The industry is demanding separate deduction for equity-linked savings schemes (ELSS) apart from the Rs 1 lakh Section 80C limit, reduction of tax on debt funds, broadening of the Rajiv Gandhi Equity Savings Scheme (RGESS) and tax incentives for retirement plans launched by mutual funds.
"In our view, there should be tax incentives for equity fund investments. This could be in form of creating a separate deduction for ELSS funds or broadening the RGESS to include diversified equity funds, and also making this available to all individual investors with income of less than Rs 10 lakh rather than only first-time equity investors," says Anthony Heredia, MD and CEO, Morgan Stanley Mutual Fund.
Tax benefit under the RGESS is available only to first-time equity investors who earn less than Rs 10 lakh. Under the scheme, 50% investment up to Rs 50,000 in approved stocks and mutual funds is eligible for deduction under Section 80CCG of the Income Tax Act 1961. This is over and above the Rs 1 lakh Section 80C limit.
"The RGESS should be extended to all equity investors and not just first-time investors. The Rs 10 lakh annual income cap should also be removed," says Debashsih Mallick, managing director and CEO, IDBI Mutual Fund. He says opening a demat account should not be mandatory. "This will broaden the market for the RGESS," he says.
"A simplification of rules, both with regards to who can invest, and lock-in periods, will create a better response that we are seeing at present," says Heredia of Morgan Stanley Mutual Fund.
"Retail investors are hoping for a simpler procedure for investing in the RGESS and tax benefit for each year the amount is invested rather than only in the first year," says Vineet Agarwal, director, KPMG.
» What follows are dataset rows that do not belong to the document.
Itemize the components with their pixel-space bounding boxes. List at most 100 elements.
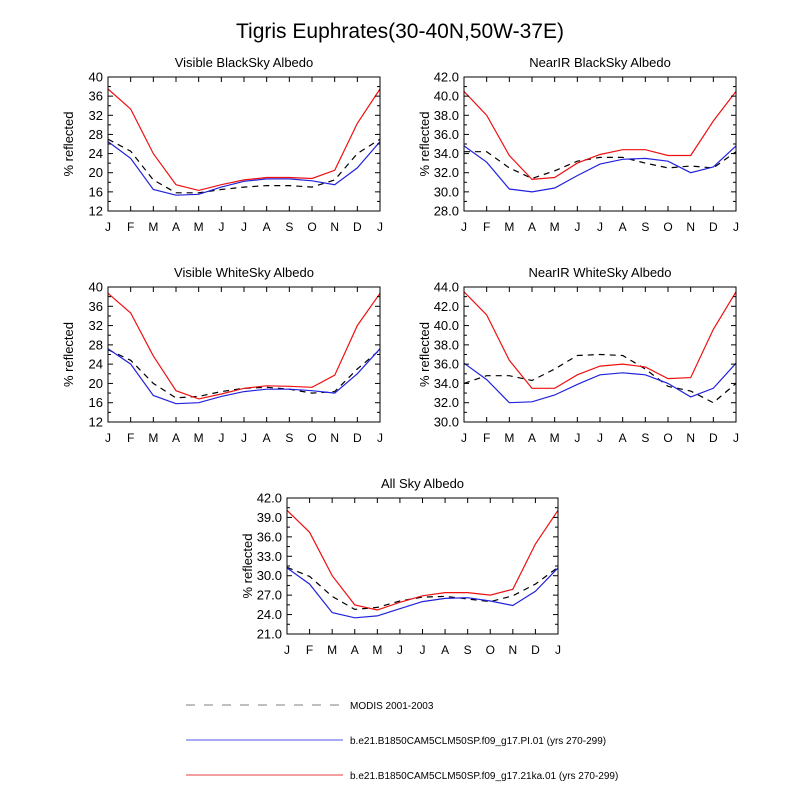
y-tick-label: 30.0 [434, 184, 459, 199]
y-tick-label: 36 [89, 89, 103, 104]
y-tick-label: 20 [89, 376, 103, 391]
y-axis-label: % reflected [417, 322, 432, 387]
x-tick-label: M [148, 431, 158, 445]
chart-panel-2: NearIR BlackSky Albedo 28.0 30.0 32.0 34.0 36… [417, 55, 739, 234]
x-tick-label: M [327, 643, 337, 657]
x-tick-label: S [464, 643, 472, 657]
series-line-ka [107, 88, 381, 192]
x-tick-label: N [686, 220, 695, 234]
panel-title: NearIR BlackSky Albedo [529, 55, 671, 70]
x-tick-label: O [663, 220, 672, 234]
x-tick-label: J [377, 220, 383, 234]
series-line-ka [463, 291, 737, 389]
x-tick-label: J [420, 643, 426, 657]
y-tick-label: 16 [89, 184, 103, 199]
x-tick-label: M [194, 431, 204, 445]
y-tick-label: 16 [89, 395, 103, 410]
x-tick-label: N [330, 431, 339, 445]
x-tick-label: M [194, 220, 204, 234]
y-axis-label: % reflected [240, 533, 255, 598]
x-tick-label: O [307, 431, 316, 445]
y-axis-label: % reflected [61, 322, 76, 387]
y-tick-label: 24 [89, 146, 103, 161]
x-tick-label: A [351, 643, 359, 657]
chart-panel-5: All Sky Albedo 21.0 24.0 27.0 30.0 33.0 36.0 39… [240, 476, 561, 657]
chart-panel-4: NearIR WhiteSky Albedo 30.0 32.0 34.0 36.0 38… [417, 265, 739, 445]
x-tick-label: A [619, 220, 627, 234]
x-tick-label: S [285, 220, 293, 234]
x-tick-label: O [486, 643, 495, 657]
x-tick-label: D [353, 220, 362, 234]
y-tick-label: 44.0 [434, 280, 459, 295]
x-tick-label: J [597, 220, 603, 234]
x-tick-label: J [284, 643, 290, 657]
x-tick-label: M [504, 431, 514, 445]
y-tick-label: 40 [89, 70, 103, 85]
panel-title: Visible WhiteSky Albedo [174, 265, 314, 280]
x-tick-label: F [483, 431, 490, 445]
series-line-pi [463, 362, 737, 404]
x-tick-label: J [574, 431, 580, 445]
x-tick-label: S [641, 220, 649, 234]
x-tick-label: J [218, 220, 224, 234]
x-tick-label: N [330, 220, 339, 234]
y-tick-label: 32 [89, 318, 103, 333]
y-tick-label: 36.0 [257, 529, 282, 544]
y-tick-label: 30.0 [257, 568, 282, 583]
y-tick-label: 36.0 [434, 357, 459, 372]
x-tick-label: A [263, 220, 271, 234]
y-tick-label: 40.0 [434, 318, 459, 333]
x-tick-label: J [241, 220, 247, 234]
y-tick-label: 34.0 [434, 146, 459, 161]
plot-frame [463, 76, 737, 212]
x-tick-label: D [709, 431, 718, 445]
y-tick-label: 32.0 [434, 395, 459, 410]
x-tick-label: F [127, 431, 134, 445]
x-tick-label: J [105, 431, 111, 445]
x-tick-label: J [377, 431, 383, 445]
x-tick-label: N [686, 431, 695, 445]
series-line-pi [286, 567, 559, 619]
y-tick-label: 12 [89, 204, 103, 219]
y-axis-label: % reflected [417, 111, 432, 176]
y-tick-label: 28.0 [434, 204, 459, 219]
y-tick-label: 42.0 [257, 491, 282, 506]
y-tick-label: 21.0 [257, 627, 282, 642]
x-tick-label: A [528, 431, 536, 445]
x-tick-label: F [483, 220, 490, 234]
y-tick-label: 33.0 [257, 549, 282, 564]
x-tick-label: J [105, 220, 111, 234]
series-line-ka [107, 292, 381, 400]
x-tick-label: S [285, 431, 293, 445]
y-tick-label: 40.0 [434, 89, 459, 104]
panel-title: All Sky Albedo [381, 476, 464, 491]
x-tick-label: J [597, 431, 603, 445]
legend-label-pi: b.e21.B1850CAM5CLM50SP.f09_g17.PI.01 (yr… [350, 736, 606, 747]
x-tick-label: J [397, 643, 403, 657]
x-tick-label: A [263, 431, 271, 445]
series-line-modis [464, 151, 737, 180]
chart-panel-3: Visible WhiteSky Albedo 12 16 20 24 28 32 36 40 J… [61, 265, 383, 445]
y-tick-label: 28 [89, 337, 103, 352]
y-tick-label: 42.0 [434, 70, 459, 85]
y-tick-label: 38.0 [434, 108, 459, 123]
panel-title: NearIR WhiteSky Albedo [528, 265, 671, 280]
series-line-modis [107, 349, 381, 399]
x-tick-label: J [241, 431, 247, 445]
x-tick-label: A [528, 220, 536, 234]
x-tick-label: J [461, 220, 467, 234]
x-tick-label: M [550, 431, 560, 445]
panel-title: Visible BlackSky Albedo [175, 55, 314, 70]
y-tick-label: 32.0 [434, 165, 459, 180]
chart-panel-1: Visible BlackSky Albedo 12 16 20 24 28 32 36 40 J… [61, 55, 383, 234]
y-tick-label: 27.0 [257, 588, 282, 603]
series-line-ka [286, 509, 559, 611]
x-tick-label: F [127, 220, 134, 234]
y-tick-label: 24 [89, 357, 103, 372]
x-tick-label: O [307, 220, 316, 234]
y-tick-label: 32 [89, 108, 103, 123]
legend-label-ka: b.e21.B1850CAM5CLM50SP.f09_g17.21ka.01 (… [350, 771, 618, 782]
x-tick-label: M [550, 220, 560, 234]
series-line-ka [463, 90, 737, 181]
The industry is also hoping that the Budget reduces the tax burden on debt funds. At present, both long- and short-term capital gains from debt funds are taxed, unlike in equity funds, where long-term capital gains are tax-free.
Investors receive dividend from debt funds after deduction of dividend distribution tax. Dividends from equity funds are tax-free.
"The dividend distribution tax on debt funds can be either reduced or completely removed," says Vijay Mantri, managing director and chief executive officer, Pramerica Mutual Fund.
Mallick of IDBI Mutual Fund says that like equity funds, long-term capital gains from debt funds should be tax-free.
The mutual fund industry is also hoping that the government allows income tax benefits on long-term mutual fund schemes such as retirement funds.
"We have seen in many developed markets that tax incentives have often been the catalyst to creating a long-term investing culture and ensuring consistent inflows into capital markets. There is no reason to believe that India will be any different," says Anthony Heredia of Morgan Stanley Mutual Fund.
As of now only two pension funds launched by mutual funds-UTI Retirement Benefit Pension Fund and Templeton India Pension Fund-give Section 80 C benefits.
However, Debashish Mallick says only Section 80 C benefit will not suffice. "Long-term schemes such as retirement funds should be tax-exempt at the time of maturity," says Mallick.
"Tax on maturity is crucial and probably the reason why pension received from the National Pension System was not tax-exempt in the I-T Act but will be exempt under the proposed Direct Taxes Code," says Vineet Agarwal, director, KPMG.